With spring on my mind, perhaps it's no coincidence that I ran across this searchable site of Edison Cylinders. I've owned one for years and always wanted to know what the music on it sounded like, but didn't want to buy or build a player. So it just languishes on my shelf.
And lo and behold, they have it.
It's called Birds of Spring and it's by the Edison Symphony Orchestra.
Now I know.

Wednesday, March 15, 2006


An early nineties movie that was so drenched in the Blade Runner aesthetic - like a lot of straight-to-video sci-fi at the time- that it dripped of it. It also reaks fairly of the whole Techno/Industrial/Cyber thang. Heck- I'm pretty sure it was the first place I'd heard Ministry's Stigmata, which rocked my jaded world.
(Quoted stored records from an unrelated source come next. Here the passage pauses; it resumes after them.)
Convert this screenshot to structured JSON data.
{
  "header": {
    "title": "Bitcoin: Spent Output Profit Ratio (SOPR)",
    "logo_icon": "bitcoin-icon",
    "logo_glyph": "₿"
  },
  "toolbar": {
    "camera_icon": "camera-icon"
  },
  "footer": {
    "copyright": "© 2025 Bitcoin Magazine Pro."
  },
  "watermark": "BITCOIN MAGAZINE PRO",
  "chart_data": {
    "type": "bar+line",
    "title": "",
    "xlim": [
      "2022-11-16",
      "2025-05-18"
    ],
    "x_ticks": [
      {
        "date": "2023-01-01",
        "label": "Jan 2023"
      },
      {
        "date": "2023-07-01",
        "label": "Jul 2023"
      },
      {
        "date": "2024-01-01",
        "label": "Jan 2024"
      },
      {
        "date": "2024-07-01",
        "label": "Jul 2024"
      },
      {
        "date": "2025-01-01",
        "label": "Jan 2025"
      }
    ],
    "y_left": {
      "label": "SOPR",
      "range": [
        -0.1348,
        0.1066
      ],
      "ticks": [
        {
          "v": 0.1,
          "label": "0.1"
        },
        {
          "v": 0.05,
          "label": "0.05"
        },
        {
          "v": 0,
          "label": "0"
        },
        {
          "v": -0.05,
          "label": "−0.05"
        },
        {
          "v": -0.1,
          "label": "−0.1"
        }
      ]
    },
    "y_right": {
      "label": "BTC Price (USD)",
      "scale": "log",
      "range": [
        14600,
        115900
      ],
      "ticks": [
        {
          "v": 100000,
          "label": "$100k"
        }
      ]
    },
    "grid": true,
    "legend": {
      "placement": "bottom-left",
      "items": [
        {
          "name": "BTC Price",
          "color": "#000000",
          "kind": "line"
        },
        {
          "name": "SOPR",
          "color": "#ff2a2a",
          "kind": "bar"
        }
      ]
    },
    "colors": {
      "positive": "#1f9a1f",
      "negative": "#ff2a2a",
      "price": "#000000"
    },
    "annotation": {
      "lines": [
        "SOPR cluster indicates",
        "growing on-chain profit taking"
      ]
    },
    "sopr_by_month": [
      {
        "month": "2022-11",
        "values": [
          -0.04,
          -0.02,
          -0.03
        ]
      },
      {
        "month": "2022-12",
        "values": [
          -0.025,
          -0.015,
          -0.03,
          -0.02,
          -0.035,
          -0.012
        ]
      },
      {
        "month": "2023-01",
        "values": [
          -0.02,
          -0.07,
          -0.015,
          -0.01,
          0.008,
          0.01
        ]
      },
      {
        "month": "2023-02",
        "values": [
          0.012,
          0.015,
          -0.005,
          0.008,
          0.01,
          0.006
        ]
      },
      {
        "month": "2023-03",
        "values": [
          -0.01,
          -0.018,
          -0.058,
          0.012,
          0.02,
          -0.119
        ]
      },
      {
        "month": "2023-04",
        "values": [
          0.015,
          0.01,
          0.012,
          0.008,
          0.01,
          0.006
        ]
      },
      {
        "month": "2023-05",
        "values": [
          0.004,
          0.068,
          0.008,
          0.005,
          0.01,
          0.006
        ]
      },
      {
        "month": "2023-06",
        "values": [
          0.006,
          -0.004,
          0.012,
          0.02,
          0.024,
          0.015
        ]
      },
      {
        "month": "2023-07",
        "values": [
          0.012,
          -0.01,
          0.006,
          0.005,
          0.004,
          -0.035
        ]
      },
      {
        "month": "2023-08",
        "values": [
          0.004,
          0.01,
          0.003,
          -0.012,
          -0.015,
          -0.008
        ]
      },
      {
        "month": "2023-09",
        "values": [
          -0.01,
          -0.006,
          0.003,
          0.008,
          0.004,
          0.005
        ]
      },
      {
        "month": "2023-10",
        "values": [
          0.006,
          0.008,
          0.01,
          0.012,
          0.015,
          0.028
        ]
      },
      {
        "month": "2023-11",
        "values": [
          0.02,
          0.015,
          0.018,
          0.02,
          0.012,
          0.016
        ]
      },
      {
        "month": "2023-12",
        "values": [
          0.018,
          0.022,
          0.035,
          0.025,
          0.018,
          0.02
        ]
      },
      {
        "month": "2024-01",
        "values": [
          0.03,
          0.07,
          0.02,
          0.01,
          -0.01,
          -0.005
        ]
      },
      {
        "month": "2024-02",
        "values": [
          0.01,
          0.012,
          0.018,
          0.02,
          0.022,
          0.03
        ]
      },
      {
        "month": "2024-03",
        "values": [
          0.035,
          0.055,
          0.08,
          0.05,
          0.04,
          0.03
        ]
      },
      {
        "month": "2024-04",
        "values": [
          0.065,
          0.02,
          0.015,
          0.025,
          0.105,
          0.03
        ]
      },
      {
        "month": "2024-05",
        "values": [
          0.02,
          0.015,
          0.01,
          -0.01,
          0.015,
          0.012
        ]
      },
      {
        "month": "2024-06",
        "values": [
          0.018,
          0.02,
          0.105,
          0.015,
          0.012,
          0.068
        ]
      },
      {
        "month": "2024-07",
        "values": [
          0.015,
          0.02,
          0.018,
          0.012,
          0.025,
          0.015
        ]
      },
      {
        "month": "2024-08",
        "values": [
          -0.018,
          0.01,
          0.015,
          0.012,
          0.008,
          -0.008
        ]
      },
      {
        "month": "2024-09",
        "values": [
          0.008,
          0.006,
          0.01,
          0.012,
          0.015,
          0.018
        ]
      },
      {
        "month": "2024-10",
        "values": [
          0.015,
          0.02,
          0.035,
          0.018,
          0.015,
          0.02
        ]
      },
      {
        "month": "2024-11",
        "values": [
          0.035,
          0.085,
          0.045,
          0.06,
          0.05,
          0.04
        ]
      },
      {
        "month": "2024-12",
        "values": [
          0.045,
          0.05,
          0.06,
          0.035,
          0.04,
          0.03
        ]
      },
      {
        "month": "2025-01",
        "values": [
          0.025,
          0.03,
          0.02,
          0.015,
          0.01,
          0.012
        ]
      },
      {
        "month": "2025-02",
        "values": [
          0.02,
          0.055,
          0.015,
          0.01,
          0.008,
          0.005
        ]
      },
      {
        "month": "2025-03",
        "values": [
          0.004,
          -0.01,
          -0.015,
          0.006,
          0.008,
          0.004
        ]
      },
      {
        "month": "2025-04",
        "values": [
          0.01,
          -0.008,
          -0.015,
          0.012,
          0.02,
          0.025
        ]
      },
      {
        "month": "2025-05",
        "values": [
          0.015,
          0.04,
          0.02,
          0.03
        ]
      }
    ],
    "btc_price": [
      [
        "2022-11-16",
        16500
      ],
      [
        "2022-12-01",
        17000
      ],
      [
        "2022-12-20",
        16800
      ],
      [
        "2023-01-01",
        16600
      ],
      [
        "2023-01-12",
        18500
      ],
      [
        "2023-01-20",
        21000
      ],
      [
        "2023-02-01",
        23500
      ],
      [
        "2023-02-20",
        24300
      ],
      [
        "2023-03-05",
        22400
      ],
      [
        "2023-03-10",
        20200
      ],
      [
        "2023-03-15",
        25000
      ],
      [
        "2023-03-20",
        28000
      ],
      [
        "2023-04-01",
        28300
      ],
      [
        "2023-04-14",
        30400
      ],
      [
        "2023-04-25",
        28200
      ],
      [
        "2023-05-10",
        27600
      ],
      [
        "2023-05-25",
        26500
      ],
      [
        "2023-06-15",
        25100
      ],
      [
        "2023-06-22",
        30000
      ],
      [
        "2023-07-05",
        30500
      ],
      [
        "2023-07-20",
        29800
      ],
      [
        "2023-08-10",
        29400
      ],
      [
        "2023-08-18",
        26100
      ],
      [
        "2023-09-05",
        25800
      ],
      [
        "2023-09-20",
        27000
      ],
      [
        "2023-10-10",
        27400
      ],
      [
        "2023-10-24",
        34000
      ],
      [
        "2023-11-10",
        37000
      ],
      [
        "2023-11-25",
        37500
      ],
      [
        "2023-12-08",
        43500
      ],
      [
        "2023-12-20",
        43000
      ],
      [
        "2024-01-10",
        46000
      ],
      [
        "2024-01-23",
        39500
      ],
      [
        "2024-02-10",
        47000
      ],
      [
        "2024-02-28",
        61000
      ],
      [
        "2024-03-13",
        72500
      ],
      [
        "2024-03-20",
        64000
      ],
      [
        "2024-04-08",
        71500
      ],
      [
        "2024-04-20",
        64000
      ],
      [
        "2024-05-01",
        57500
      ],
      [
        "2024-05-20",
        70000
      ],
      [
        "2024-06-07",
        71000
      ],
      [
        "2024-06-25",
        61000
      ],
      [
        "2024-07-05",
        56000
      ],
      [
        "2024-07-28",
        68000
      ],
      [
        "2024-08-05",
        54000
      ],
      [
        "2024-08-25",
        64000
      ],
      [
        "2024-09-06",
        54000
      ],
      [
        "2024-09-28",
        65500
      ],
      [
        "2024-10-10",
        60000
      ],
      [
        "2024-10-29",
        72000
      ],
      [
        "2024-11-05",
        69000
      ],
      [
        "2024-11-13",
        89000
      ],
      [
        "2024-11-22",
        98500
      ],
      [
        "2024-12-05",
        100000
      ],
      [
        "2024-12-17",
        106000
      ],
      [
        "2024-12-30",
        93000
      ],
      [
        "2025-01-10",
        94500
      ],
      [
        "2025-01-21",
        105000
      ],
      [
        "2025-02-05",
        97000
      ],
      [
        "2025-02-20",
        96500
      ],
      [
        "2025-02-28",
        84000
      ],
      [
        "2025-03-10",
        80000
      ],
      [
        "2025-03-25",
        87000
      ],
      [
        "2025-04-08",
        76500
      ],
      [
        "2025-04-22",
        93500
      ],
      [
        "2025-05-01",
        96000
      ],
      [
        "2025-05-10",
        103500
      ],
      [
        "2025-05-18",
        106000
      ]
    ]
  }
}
Before that I'd always more or less slagged them off as a coupla Cab Volt imitatin' posers.
And like Blade Runner, this movie suffered from the same malady as the film it tried to emulate, that being really cool premise, imaginative art direction and budget defying effects coupled with a muddled script and bad acting/casting.
I dunno, it's been years since I've seen it.
But another aspect that it shares with BR is that it has a cool(ish) soundtrack, which some kind soul has put in an open dex for the enjoyment or bewilderment of the masses.
So, not only can you snag that aforementioned Ministry track, there's also PIL's Order of Death and some goofy bits of Iggy Pop as a recurring radio or TV guy, along with some psuedo-ish industrial ambiances by Simon Boswell.
Nostalgia ain't what it used to be.

Found at Escrito en el Agua.

Tuesday, March 07, 2006


For those of you who say 'I wouldn't listen to pop music even if you ran it through spectral averaging and played every Billboard #1 in choronological order covering the last 40 years', I bring you R. Luke DuBois' Billboard Project.
Billboard allows you to get a birds-eye view of the Billboard Hot 100 by listening to all the #1 singles from 1958 through the millenium using a technique I've been working on for a couple of years called time-lapse phonography. The 857 songs used to make the piece are analyzed digitally and a spectral average is then derived from the entire song. Just as a long camera exposure will fuse motion into a single image, spectral averaging allows us to look at the average sonority of a piece of music, however long, giving a sort of average timbre of a piece. This gives us a sense of the average key and register of the song, as well as some clues about the production values present at the time the record was made; for example, the improvements in home stereo equipment over the past fifty years, as well as the gradual replacement of (relatively low-fidelity) AM radio with FM broadcasting has had an impact on how records are mixed... drums and bass lines gradually become louder as you approach the present, increasing the amount of spectral noise and low tones in our averages.
It's quite lovely.
File under: it's been in my page for so long, I don't remeber who turned me on to it or where I found it.